1.3. İç/Tüm Benlik Arketipi

Jung, ruhsal bütünlüğün merkezine ve tümüne birden İç/Tüm Benlik der. İç benlik, kişideki ruhsal yapının hem merkezi hem de bütünüdür. “İç benlik arketipi “her şeyin bağlı olduğu, her şeyi düzenleyen ve kendisi de bir enerji kaynağı olan kişiliğin ve ruhsal bütünlüğün merkezcil noktasıdır.” (Gökeri,1979:183) Kişi bu noktaya ya da başka bir ifadeyle tohumuna/kaynağına yöneldikçe varoluş problemlerini ve varlığının nedenini sorgulamaya başlar. Bu bilinçlenme hali, onu olgunluğa doğru aşamalar.

İç benlik arketipi çeşitli şekillerle simgelenir. Bu herhangi bir insan, hayvan, eşya veya şekil olabilir. İç benlik arketipi insan olarak simgelendiğinde “Yüce Birey” olarak adlandırılır. Yüce birey, kahramana serüveninde yardım eden ona yol gösteren kişidir. Yüce Birey’in Yaşlı Bilge Adamı için Dede Korkut’u örnek olarak verebiliriz. Ancak yüce birey de kahramanı yapabileceğinden ötesini yapması için zorlayarak kahraman için tehlike arz edebilir. İç benlik arketipi, bazen bazı geometrik şekillerde de belirir. Jung bunları Sanskritçe “sihirli daire” anlamına gelen mandala sözcüğü ile adlandırmıştır. Mandala simgeciliği “ortak merkezli olarak düzenlenmiş tüm figürleri, tüm dairesel ve küresel biçimleri ve bir ortak merkezleri olan tüm daire ve kareleri kapsar.” (Fordham,1994:82) Özün simgesel görüntü tarzları olan bu geometrik şekiller merkezi/özü dışarıdan korurlar ve genellikle kıymetli bir taş ile özdeşleşerek yaydıkları enerji ile kahramanı özünü bulması için yönlendirirler.

(16)

1.4.Persona (maske)

Cemiyet hayatı kişiye belli sorumluluklar yükler ve bu hayatın bir gerekliliği olarak ondan üstüne düşen görevi en iyi şekilde yerine getirmesini bekler. Bu bekleyiş ise cemiyetteki fertlerin olduklarından farklı davranmalarına neden olacaktır.Persona kişinin kendine seçtiği dış kişiliktir. Kişi kendine seçtiği bu kişilik ile kendini cemiyete sunar.
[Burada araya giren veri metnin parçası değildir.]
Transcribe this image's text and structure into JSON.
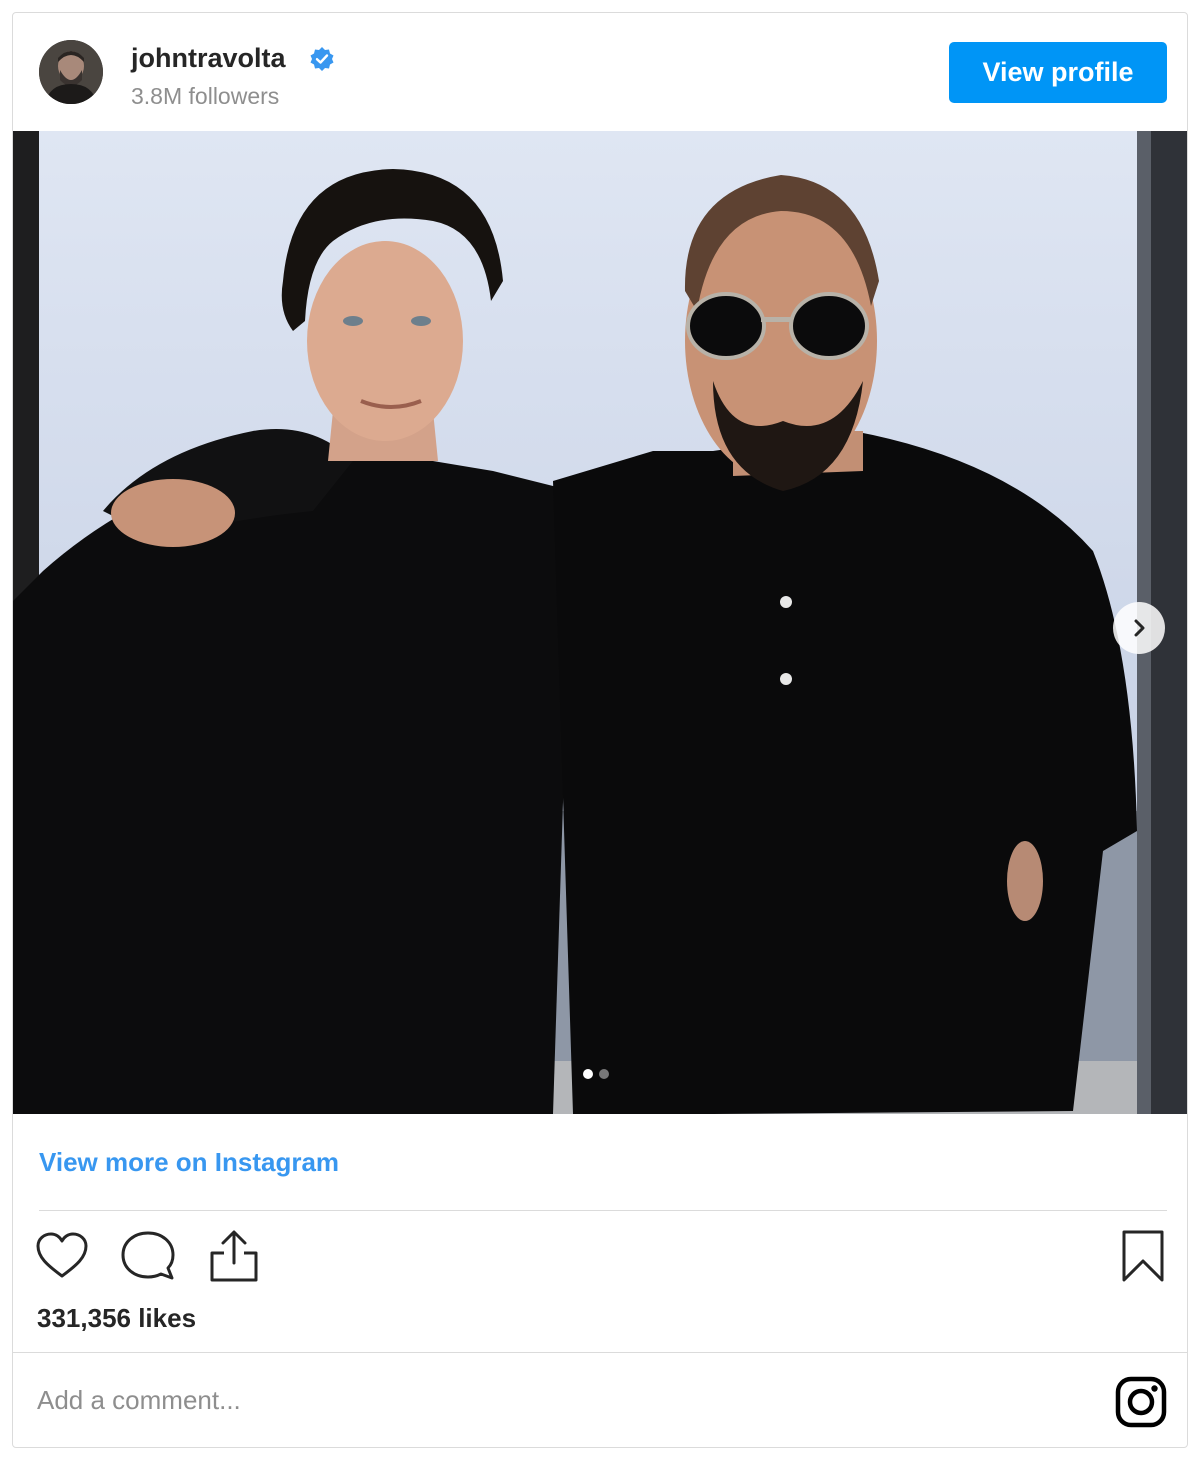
{
  "header": {
    "username": "johntravolta",
    "followers": "3.8M followers",
    "view_profile_label": "View profile",
    "verified_icon": "verified-badge-icon"
  },
  "post": {
    "carousel_total": 2,
    "carousel_active": 1,
    "view_more_label": "View more on Instagram",
    "likes": "331,356 likes",
    "comment_placeholder": "Add a comment..."
  },
  "colors": {
    "accent": "#0095f6",
    "link": "#3897f0",
    "muted": "#8e8e8e",
    "border": "#dbdbdb"
  },
  "icons": [
    "heart-icon",
    "comment-icon",
    "share-icon",
    "bookmark-icon",
    "instagram-logo-icon",
    "chevron-right-icon"
  ]
}
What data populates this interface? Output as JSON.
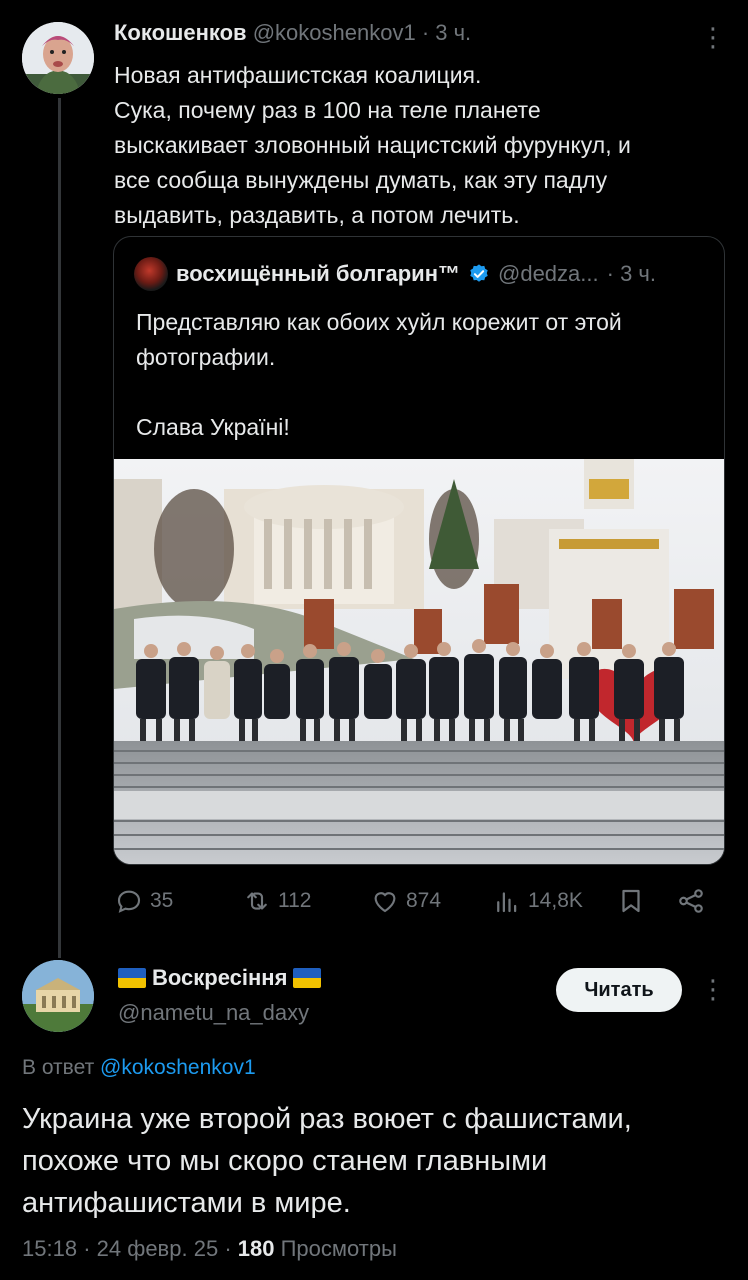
{
  "tweet1": {
    "name": "Кокошенков",
    "handle": "@kokoshenkov1",
    "time": "· 3 ч.",
    "lines": [
      "Новая антифашистская коалиция.",
      "Сука, почему раз в 100 на теле планете",
      "выскакивает зловонный нацистский фурункул, и",
      "все сообща вынуждены думать, как эту падлу",
      "выдавить, раздавить, а потом лечить."
    ],
    "quote": {
      "name": "восхищённый болгарин™",
      "handle": "@dedza...",
      "time": "· 3 ч.",
      "lines": [
        "Представляю как обоих хуйл корежит от этой",
        "фотографии.",
        "",
        "Слава Україні!"
      ]
    },
    "actions": {
      "replies": "35",
      "retweets": "112",
      "likes": "874",
      "views": "14,8K"
    }
  },
  "tweet2": {
    "name": "Воскресіння",
    "handle": "@nametu_na_daxy",
    "follow_label": "Читать",
    "reply_prefix": "В ответ",
    "reply_handle": "@kokoshenkov1",
    "lines": [
      "Украина уже второй раз воюет с фашистами,",
      "похоже что мы скоро станем главными",
      "антифашистами в мире."
    ],
    "time": "15:18",
    "date": "24 февр. 25",
    "views_count": "180",
    "views_label": "Просмотры"
  },
  "colors": {
    "background": "#000000",
    "text": "#e7e9ea",
    "muted": "#71767b",
    "link": "#1d9bf0",
    "like_heart": "#e0245e",
    "flag_blue": "#1f5fbf",
    "flag_yellow": "#f2c200"
  }
}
Kişi, kendi kişiliği ile beğenilmeyeceği ve cemiyet tarafından dışlanacağı korkusuyla gölgesini bastırdığı gibi kişiliğini de bastırarak kendine yeni bir ben yaratmaya çalışır. Kişi, aslında olmadığı, ancak olmak istediği ya da olmaya şartlandırıldığı bir maskeyi kendine seçer ve taktığı maskeyle özdeşleşmeye çalışır. Ancak bu özdeşleşme, kişinin personası ile dış dünyanın uyumuna bağlıdır. Kişi, kendine ille de idealize edilmiş bir persona seçmek zorunda değildir, kendine kötünün temsilcisi bir maske de seçebilir. Burada önemli olan kişinin aslında olmadığı gibi davranması ve kendini olmadığı gibi gösterecek bir maske ve kimlik seçmesidir.

(17)
(18)

2.1.ELİF ŞAFAK’IN BİYOGRAFİSİ VE ROMANCILIĞI 2.1.ELİF ŞAFAK’IN BİYOGRAFİSİ

Elif Şafak, 1971’de Strasbourg’da doğmuştur. Annesi ile babası, o daha küçük bir çocukken ayrılır ve annesinin yanında kalan Şafak için de zor günler böylece başlar. O, diplomat bir ailenin çocuğudur ve annesi ile beraber ülkeler aşırı bir yolculuklar silsilesine katılmak zorunda kalır. Bu yolculuklar, onda süreklilik hissinin gelişmesine engel olur ve Elif Şafak, bir karmaşanın merkezinde kalır. Ülkeden ülkeye, şehirden şehre yolculuk yapmak zorunda kalan Elif Şafak, bu dönemde yaşamış olduklarını, aidiyetiz bir ruhun izdüşümleri olarak romanlarında da çokça yansıtır. Elif Şafak, yaşamış olduğu tüm bu yalnızlıkların neticesinde kendi ifadesi ile “seçeneksizlikten” yazmaya başlar. Elif Şafak, ilkokulu Ankara’da okumuştur. On-on bir yaşlarında İspanya’ya gitmiş ve ortaokulu Madrid’de okumuştur. Orada ilk olarak bir Amerikan okuluna ardından da İngiliz Koleji’ne gider. Okuldaki tek Türk olan Elif Şafak, o yıllarda milliyet kavramının açılımlarını da kendince keşfetmiş olur. Daha sonra tekrar Türkiye’ye dönen Elif Şafak, ODTÜ Uluslararası İlişkiler Bölümü’nü bitirir. Yüksek lisansını aynı üniversitede Kadın Çalışmaları Bölümü’nde, doktorasını ise Siyaset Bilimi alanında tamamlamıştır. “Bektaşi ve Mevlevi Düşüncesinde Kadınsılık-Döngüsellik” konulu yüksek lisans tezi Sosyal Bilimler Derneğince ödüllendirilir.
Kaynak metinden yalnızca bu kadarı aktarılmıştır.